Microwave hearing: evidence for thermoacoustic auditory stimulation by pulsed microwaves.
Abstract
Acoustic transients can be thermally generated in water by pulsed microwave energy. The peak pressure level of these transients, measured within the audible frequency band as a function of the microwave pulse parameters, is adequate to explain the "clicks" heard by people exposed to microwave radiation.
AI evidence extraction
At a glance
Study type
Other
Effect direction
unclear
Population
—
Sample size
—
Exposure
microwave
Evidence strength
Insufficient
Confidence: 62%
· Peer-reviewed: yes
Main findings
Pulsed microwave energy can thermally generate acoustic transients in water. The measured peak pressure levels within the audible frequency band were reported as adequate to explain clicks heard by people exposed to microwave radiation.
Outcomes measured
- microwave hearing (auditory clicks)
- thermoacoustic acoustic transients/pressure within audible band
Limitations
- No population/sample size described in the abstract.

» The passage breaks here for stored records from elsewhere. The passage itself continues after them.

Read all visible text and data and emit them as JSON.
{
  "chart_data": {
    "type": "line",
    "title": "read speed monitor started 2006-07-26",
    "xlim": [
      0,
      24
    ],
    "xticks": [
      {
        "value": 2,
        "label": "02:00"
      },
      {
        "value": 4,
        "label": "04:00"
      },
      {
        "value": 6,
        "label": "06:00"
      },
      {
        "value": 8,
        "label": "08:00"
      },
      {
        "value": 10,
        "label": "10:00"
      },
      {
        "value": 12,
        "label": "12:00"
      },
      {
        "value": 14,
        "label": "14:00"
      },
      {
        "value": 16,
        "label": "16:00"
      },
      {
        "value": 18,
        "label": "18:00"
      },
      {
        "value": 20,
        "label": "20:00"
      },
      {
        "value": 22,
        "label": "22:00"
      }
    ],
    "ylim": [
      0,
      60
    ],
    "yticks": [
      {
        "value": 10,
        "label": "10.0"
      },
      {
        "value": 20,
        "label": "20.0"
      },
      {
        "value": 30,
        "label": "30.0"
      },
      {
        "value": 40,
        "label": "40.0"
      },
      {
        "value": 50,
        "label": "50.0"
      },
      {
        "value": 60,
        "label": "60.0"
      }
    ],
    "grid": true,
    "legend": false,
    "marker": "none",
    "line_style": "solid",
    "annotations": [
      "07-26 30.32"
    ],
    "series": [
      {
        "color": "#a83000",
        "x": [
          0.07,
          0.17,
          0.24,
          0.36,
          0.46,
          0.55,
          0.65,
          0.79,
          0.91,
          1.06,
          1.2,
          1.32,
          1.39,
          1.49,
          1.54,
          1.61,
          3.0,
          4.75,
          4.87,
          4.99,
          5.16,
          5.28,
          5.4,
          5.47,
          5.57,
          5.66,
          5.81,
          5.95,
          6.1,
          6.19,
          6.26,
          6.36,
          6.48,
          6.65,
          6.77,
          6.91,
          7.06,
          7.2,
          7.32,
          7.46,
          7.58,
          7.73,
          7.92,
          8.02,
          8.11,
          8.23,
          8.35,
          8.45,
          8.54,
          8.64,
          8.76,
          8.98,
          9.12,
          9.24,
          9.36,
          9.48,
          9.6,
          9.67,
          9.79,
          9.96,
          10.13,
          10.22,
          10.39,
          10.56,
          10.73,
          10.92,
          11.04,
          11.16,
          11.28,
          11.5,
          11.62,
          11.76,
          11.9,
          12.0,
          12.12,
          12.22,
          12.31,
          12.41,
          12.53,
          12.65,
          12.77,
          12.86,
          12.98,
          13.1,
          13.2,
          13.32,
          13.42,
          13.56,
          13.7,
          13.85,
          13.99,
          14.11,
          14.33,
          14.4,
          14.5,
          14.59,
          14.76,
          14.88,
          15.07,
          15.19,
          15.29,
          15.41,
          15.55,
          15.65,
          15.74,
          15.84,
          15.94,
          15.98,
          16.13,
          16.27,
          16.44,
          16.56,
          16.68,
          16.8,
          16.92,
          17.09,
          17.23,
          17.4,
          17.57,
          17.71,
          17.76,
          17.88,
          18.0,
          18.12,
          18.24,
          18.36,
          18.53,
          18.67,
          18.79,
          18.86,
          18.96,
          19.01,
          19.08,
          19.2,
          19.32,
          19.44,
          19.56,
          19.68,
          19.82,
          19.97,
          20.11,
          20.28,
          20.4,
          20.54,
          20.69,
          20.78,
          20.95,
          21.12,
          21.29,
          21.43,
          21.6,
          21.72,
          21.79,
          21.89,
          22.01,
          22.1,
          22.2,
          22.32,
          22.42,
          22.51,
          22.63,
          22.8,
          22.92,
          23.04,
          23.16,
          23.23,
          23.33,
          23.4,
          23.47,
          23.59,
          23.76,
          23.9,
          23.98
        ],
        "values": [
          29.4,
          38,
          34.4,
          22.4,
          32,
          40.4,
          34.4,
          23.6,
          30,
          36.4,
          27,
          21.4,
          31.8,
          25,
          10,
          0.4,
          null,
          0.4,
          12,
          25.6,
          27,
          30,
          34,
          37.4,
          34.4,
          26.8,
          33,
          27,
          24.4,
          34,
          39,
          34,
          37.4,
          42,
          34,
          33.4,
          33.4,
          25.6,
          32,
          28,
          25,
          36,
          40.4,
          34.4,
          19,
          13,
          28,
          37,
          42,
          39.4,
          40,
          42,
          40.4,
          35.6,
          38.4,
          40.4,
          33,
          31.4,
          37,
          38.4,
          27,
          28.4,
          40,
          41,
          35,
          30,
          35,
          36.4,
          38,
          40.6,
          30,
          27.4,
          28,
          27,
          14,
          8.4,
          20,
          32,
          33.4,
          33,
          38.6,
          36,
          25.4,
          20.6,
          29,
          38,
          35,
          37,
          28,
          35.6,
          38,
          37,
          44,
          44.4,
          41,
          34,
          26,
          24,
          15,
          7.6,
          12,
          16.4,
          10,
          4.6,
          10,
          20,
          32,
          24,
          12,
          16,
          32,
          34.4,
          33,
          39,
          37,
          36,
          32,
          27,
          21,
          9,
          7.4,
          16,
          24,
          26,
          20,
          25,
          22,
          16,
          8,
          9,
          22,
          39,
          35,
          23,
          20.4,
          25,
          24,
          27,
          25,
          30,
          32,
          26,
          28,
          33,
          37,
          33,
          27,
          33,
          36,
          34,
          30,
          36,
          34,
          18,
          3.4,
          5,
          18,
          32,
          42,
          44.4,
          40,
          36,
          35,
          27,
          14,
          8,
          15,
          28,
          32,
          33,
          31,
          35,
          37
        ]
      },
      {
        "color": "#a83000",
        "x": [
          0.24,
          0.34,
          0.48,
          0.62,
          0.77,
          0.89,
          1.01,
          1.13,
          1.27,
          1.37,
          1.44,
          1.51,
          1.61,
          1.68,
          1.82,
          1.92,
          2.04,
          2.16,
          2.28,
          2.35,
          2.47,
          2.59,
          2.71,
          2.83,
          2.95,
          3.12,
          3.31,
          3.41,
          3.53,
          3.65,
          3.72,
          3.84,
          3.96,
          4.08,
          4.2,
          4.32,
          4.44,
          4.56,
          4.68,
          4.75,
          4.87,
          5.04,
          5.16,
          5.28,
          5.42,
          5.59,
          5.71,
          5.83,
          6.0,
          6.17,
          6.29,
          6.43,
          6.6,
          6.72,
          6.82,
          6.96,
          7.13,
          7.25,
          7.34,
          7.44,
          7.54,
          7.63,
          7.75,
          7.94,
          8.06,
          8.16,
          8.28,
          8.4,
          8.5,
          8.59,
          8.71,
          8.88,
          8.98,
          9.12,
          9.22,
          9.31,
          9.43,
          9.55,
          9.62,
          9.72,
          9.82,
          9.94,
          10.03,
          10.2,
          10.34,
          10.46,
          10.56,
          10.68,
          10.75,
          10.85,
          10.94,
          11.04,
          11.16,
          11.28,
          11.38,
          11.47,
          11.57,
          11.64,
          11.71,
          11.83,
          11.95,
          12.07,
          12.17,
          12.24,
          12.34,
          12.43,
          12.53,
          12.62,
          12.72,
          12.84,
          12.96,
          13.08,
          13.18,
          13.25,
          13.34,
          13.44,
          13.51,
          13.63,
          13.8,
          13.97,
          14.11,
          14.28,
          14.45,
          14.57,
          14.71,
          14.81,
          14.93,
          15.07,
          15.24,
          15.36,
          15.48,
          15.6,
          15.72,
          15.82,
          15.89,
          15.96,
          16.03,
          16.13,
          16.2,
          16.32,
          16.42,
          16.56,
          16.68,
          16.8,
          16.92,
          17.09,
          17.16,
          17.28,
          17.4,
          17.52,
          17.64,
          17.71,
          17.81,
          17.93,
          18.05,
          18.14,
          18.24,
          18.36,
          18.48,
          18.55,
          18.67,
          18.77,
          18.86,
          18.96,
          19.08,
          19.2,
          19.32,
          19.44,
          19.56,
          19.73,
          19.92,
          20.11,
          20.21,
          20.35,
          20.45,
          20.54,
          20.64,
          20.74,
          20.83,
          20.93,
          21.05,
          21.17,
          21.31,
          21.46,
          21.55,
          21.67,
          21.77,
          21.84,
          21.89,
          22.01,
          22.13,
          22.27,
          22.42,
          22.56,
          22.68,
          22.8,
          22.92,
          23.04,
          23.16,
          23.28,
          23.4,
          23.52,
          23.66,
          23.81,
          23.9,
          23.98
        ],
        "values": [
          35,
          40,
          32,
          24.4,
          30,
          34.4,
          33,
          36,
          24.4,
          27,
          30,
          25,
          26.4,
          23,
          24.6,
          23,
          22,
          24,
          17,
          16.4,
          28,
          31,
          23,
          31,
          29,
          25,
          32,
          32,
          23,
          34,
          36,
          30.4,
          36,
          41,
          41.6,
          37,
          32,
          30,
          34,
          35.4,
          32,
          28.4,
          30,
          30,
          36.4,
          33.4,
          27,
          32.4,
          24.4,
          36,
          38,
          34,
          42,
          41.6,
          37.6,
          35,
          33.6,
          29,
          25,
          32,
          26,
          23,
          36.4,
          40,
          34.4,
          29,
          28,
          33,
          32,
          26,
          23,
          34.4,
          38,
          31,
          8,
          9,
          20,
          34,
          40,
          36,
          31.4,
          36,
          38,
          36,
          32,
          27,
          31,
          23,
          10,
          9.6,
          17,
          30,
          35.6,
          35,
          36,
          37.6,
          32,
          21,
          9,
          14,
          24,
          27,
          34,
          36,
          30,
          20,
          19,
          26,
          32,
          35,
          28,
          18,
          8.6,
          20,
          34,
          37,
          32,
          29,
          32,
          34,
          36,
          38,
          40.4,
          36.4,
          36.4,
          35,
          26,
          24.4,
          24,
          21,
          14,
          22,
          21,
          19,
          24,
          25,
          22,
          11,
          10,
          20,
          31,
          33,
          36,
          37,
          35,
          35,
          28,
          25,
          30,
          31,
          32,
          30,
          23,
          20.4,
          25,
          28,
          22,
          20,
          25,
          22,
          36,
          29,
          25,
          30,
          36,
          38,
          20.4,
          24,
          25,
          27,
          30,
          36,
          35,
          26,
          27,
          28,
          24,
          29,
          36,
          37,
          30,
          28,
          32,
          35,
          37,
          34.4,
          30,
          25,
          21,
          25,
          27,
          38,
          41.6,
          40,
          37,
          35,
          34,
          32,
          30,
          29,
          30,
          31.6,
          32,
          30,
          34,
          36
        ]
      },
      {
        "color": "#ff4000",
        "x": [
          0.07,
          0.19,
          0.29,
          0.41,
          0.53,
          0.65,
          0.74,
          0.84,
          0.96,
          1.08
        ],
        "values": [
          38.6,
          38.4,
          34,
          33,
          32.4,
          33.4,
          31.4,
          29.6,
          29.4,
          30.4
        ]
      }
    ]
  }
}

- Exposure frequency, intensity (e.g., SAR), and duration are not specified in the abstract.
- Study design and experimental details are not provided in the abstract.
View raw extracted JSON
{
"study_type": "other",
"exposure": {
"band": "microwave",
"source": null,
"frequency_mhz": null,
"sar_wkg": null,
"duration": null
},
"population": null,
"sample_size": null,
"outcomes": [
"microwave hearing (auditory clicks)",
"thermoacoustic acoustic transients/pressure within audible band"
],
"main_findings": "Pulsed microwave energy can thermally generate acoustic transients in water. The measured peak pressure levels within the audible frequency band were reported as adequate to explain clicks heard by people exposed to microwave radiation.",
"effect_direction": "unclear",
"limitations": [
"No population/sample size described in the abstract.",
"Exposure frequency, intensity (e.g., SAR), and duration are not specified in the abstract.",
"Study design and experimental details are not provided in the abstract."
],
"evidence_strength": "insufficient",
"confidence": 0.61999999999999999555910790149937383830547332763671875,
"peer_reviewed_likely": "yes",
"keywords": [
"microwave hearing",
"thermoacoustic",
"pulsed microwaves",
"auditory clicks",
"acoustic transients",
"pressure level",
"water"
],
"suggested_hubs": []
}
AI can be wrong. Always verify against the paper.
AI-extracted fields are generated from the abstract/metadata and may be incomplete or incorrect.
This content is for informational purposes only and is not medical advice.